A Call for Ideas: Writing the Reading into the Curriculum

Dear fellow teachers:

When we began our Independent Reading journey in 2014, we had three classroom libraries and three willing (okay – crazy) teachers who decided to experiment with a program we found as a result of attending Mamaroneck High School’s 2014 NCTE Convention Presentation.  Three years later, we have expanded to nine classroom libraries. After presenting professional development to more than 200 educators across 11 Connecticut districts, we have arrived at a point where the administration wants to ensure that each student has an equitable experience with the Independent Reading program. They want it written into the 9th grade curriculum, which will be revised this summer.

This seems spectacular, right? We get to continue our program and to have the district fund classroom libraries for all 9th grade English teachers. However, in our department of 22, 9 teachers are currently employing Rigorous Independent Reading daily using the method that Penny Kittle outlines in Book Love. We have one more teacher practicing “Reading Fridays” where Monday through Thursday are regular instruction days and on Fridays, the classes read for a full 45 minute period. Finally, a number of other teachers use literature circles or engage the students in Independent Reading over one quarter or one semester of the year.  So, about half of the department has not elected to try the practice of Independent Reading, while others are trying various alternate methods to have students engage in some form of self-selecting and reading texts. So, here lies the rub: is it possible to assure an equitable experience for students across classrooms while maintaining the comfort level and current practices of our colleagues?

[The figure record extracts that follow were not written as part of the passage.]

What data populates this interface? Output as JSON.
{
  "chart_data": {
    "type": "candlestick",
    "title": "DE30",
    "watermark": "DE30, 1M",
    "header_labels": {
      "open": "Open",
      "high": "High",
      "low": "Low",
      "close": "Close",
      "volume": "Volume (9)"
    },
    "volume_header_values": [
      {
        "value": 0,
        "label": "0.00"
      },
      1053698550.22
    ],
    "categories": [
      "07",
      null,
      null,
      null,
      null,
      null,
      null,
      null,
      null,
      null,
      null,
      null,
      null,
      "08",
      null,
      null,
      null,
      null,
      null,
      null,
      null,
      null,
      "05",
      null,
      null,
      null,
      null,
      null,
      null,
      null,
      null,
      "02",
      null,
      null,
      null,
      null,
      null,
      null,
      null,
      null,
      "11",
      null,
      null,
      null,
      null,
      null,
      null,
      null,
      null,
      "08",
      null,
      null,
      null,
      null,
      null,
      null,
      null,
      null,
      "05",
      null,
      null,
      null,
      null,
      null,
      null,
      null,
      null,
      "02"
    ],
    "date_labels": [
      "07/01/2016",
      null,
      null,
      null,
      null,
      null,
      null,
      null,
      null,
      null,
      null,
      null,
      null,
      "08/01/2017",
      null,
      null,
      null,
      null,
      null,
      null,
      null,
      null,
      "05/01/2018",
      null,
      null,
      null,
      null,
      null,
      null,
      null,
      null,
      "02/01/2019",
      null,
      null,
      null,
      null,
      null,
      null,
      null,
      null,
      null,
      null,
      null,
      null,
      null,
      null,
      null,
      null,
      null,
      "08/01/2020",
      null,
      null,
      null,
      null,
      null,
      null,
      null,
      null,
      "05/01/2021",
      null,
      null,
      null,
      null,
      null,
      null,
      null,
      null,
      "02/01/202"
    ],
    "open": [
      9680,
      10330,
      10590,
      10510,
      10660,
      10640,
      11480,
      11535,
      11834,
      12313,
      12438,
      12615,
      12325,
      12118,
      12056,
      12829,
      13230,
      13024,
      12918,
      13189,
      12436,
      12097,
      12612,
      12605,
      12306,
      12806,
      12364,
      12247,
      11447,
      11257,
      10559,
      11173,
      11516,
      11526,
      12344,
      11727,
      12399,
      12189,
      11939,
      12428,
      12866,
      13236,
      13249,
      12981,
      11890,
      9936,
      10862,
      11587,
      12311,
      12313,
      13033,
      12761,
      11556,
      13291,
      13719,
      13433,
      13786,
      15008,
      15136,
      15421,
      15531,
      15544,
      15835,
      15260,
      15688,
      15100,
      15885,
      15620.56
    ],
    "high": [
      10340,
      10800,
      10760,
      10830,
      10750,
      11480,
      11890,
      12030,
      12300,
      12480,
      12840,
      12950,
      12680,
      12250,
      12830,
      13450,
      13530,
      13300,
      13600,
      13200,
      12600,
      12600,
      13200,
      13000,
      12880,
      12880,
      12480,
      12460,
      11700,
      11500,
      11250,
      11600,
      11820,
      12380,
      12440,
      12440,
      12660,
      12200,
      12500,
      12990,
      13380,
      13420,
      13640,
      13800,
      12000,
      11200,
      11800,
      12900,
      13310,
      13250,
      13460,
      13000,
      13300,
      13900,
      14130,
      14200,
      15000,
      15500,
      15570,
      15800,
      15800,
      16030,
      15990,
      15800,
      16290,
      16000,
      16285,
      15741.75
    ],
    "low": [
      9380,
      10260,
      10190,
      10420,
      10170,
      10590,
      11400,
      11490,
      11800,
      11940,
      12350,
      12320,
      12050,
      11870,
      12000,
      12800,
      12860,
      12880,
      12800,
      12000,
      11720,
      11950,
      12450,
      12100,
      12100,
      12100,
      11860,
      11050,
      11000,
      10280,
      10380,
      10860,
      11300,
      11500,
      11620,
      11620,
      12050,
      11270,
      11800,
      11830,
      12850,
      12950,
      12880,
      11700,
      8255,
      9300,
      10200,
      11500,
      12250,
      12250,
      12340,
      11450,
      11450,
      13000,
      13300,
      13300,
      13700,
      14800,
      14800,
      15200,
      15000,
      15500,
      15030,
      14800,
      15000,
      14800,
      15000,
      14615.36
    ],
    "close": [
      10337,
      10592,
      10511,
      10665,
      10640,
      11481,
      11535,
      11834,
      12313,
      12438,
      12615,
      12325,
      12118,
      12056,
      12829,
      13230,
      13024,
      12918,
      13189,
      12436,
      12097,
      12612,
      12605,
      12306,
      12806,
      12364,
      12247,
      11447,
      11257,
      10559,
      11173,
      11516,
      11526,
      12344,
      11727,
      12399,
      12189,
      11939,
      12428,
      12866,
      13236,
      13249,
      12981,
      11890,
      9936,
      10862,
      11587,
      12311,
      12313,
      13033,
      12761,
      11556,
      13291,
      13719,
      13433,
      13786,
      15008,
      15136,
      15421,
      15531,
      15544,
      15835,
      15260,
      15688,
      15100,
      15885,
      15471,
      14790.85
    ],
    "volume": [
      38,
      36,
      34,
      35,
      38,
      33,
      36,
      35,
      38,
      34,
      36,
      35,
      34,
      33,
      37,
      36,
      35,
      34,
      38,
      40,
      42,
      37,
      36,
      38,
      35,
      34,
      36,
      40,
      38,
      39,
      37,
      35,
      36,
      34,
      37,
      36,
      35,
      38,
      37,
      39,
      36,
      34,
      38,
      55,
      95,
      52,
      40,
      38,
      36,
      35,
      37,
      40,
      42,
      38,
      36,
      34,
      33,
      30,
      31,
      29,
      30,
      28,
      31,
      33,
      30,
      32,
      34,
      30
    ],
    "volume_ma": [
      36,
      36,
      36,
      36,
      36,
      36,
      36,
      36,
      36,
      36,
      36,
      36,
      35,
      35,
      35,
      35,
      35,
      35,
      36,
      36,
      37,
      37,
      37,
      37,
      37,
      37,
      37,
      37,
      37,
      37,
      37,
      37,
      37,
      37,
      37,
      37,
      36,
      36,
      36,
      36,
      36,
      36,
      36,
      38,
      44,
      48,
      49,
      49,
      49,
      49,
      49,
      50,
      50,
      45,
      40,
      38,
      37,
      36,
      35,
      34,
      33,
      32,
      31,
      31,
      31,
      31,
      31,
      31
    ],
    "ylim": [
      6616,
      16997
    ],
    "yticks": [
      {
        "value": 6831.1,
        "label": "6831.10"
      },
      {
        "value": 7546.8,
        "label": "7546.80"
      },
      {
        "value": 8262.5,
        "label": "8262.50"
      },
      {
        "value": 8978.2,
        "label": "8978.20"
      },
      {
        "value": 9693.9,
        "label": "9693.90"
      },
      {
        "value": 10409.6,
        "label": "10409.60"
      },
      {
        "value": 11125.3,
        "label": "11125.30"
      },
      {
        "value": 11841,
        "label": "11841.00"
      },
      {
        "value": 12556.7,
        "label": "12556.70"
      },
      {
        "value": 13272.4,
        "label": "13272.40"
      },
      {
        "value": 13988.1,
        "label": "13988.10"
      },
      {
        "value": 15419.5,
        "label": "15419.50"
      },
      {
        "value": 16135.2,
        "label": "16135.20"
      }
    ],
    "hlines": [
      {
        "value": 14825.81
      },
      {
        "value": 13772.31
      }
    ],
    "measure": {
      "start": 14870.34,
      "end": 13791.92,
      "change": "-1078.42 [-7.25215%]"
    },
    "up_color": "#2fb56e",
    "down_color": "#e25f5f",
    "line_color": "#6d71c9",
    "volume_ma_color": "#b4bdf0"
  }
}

We have had many department meetings discussing the concerns our department has as well as the progress and positive improvement our students have made, but we still haven’t come to a consensus and have been told that “Independent Reading will happen in all 9th grade classes in the fall.” Our task is to figure out what that should look like and write it into the curriculum.

Based on my own students’ success over the past few years, I have some pretty strong opinions about what I think an Independent Reading program should look like (read here and here).  However, as someone who started Independent Reading during my 14th year of teaching, I understand what completely revamping instruction looks like and it’s unsettling. I understand how and why my colleagues have a healthy fear of change. So, I am left with more questions than answers as we begin to embark upon this journey of changing the curriculum to reflect our current practices:

  1. What does curriculum reveal about a community’s beliefs about literacy? What do we value? What do we want our students be able to do and carry with them as they graduate high school?
  2. How do (or should) we define Independent Reading?
  3. How much instructional time should be spent on engaging students in reading texts of their own choosing?
  4. What balance should there be between whole class texts and independent books?
  5. How do we support teachers as they embark on the journey of changing their classroom structure and culture, and their own instruction?
  6. What should be taught in the 9th grade English classroom?
  7. Can the skills we value be addressed via an Independent Reading program?
  8. What is the difference between offering instruction on skills and offering instruction on a text?
  9. If one teacher has students read for 10 minutes each day and another has students read for a 50 minute block of time, are they getting the same experience at the end of the week? Are these two different practices the same program? Is this equitable?
  10. Does one quarter of Literature Circles = Independent Reading solely outside of class for one semester = engaging in Independent Reading daily?
  11. What does the fact that Independent Reading has to be written in to the curriculum say about the culture of the school and community?
  12. What type of growth mindset should we have as educators? As a school? As a community?

I have been grappling with these queries for some time now and would love ideas and feedback.  What are your answers to the above pedagogical questions? How does your district’s curricula reflect your Independent Reading practice? Please let us know in the comments!